Saudi Arabian Oil Minister Ali al-Naimi surprised fellow members of the Organization of the Petroleum Exporting Countries on Tuesday when he said the kingdom was prepared to let oil prices slip to $20 a barrel—a level that would strangle some of the group’s own members. With Iran’s joining into the competition, large oil producers like Saudi are more likely to force the little birds out of the forest. US is actually one of the little birds whose oil sector will get heavily destroyed by current oil price level.
At a Houston conference drawing oil-company executives and officials from producing countries, Mr. Naimi ruled out coordinated production cuts across OPEC and non-OPEC nations to address an oversupply that has caused crude prices to drop 70% since June 2014. Oil supply is outstripping demand by a million barrels a day.
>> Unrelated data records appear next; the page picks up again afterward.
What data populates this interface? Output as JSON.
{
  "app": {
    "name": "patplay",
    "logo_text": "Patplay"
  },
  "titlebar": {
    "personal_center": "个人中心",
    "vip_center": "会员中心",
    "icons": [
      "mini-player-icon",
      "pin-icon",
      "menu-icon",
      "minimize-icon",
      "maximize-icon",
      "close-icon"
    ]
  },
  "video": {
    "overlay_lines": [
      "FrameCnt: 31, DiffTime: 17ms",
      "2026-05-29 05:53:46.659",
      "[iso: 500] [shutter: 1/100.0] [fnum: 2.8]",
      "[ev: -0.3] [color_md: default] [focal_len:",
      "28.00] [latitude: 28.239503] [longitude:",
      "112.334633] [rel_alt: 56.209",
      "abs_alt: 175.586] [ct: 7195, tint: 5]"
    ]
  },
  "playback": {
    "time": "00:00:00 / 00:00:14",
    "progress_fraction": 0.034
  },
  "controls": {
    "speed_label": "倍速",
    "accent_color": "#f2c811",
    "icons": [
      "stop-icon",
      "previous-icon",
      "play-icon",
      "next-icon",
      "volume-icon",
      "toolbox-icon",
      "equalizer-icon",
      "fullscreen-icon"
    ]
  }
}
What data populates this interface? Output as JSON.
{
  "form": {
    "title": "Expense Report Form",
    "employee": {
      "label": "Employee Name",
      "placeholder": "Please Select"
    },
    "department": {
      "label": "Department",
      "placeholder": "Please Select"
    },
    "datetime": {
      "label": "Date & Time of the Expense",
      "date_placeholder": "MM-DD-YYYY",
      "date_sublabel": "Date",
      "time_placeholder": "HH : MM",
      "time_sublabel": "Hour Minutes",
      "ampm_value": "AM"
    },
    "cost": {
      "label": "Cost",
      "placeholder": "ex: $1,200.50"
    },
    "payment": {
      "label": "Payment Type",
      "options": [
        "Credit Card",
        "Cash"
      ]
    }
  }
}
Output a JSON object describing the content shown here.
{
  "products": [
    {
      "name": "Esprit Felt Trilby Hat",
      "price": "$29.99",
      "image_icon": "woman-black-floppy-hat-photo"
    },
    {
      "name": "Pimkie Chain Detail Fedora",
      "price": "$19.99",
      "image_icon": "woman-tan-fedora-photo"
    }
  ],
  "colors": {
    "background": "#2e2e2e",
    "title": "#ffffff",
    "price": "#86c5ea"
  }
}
Mr. Naimi said market forces would rebalance supply and demand, pushing prices low enough to force cutbacks from producers in places outside the Middle East, where some projects need oil prices of $60 per barrel or more to make a profit.
“Inefficient, uneconomic producers will have to get out,” Mr. Naimi said. “This is tough to say and that’s a fact. “We can coexist with $20. We don’t want to, but if we have to, we will.”
Persian Gulf Arab states like Saudi Arabia, the United Arab Emirates and Kuwait “can make lots of money” with oil prices in the range of $20 to $30 a barrel, said Tim Weller, the chief financial officer of U.K. oil-services provider Petrofac Ltd. in a separate a conference call Wednesday.
Mr. Naimi said a production freeze would help stop any increase in supplies as demand naturally rises. But he nodded to estimates which are basically meaning the supply will get well controlled and force the price back and those estimates are the main force that lift the price up in this week from the International Energy Agency and bank analysts that it wouldn’t happen quickly.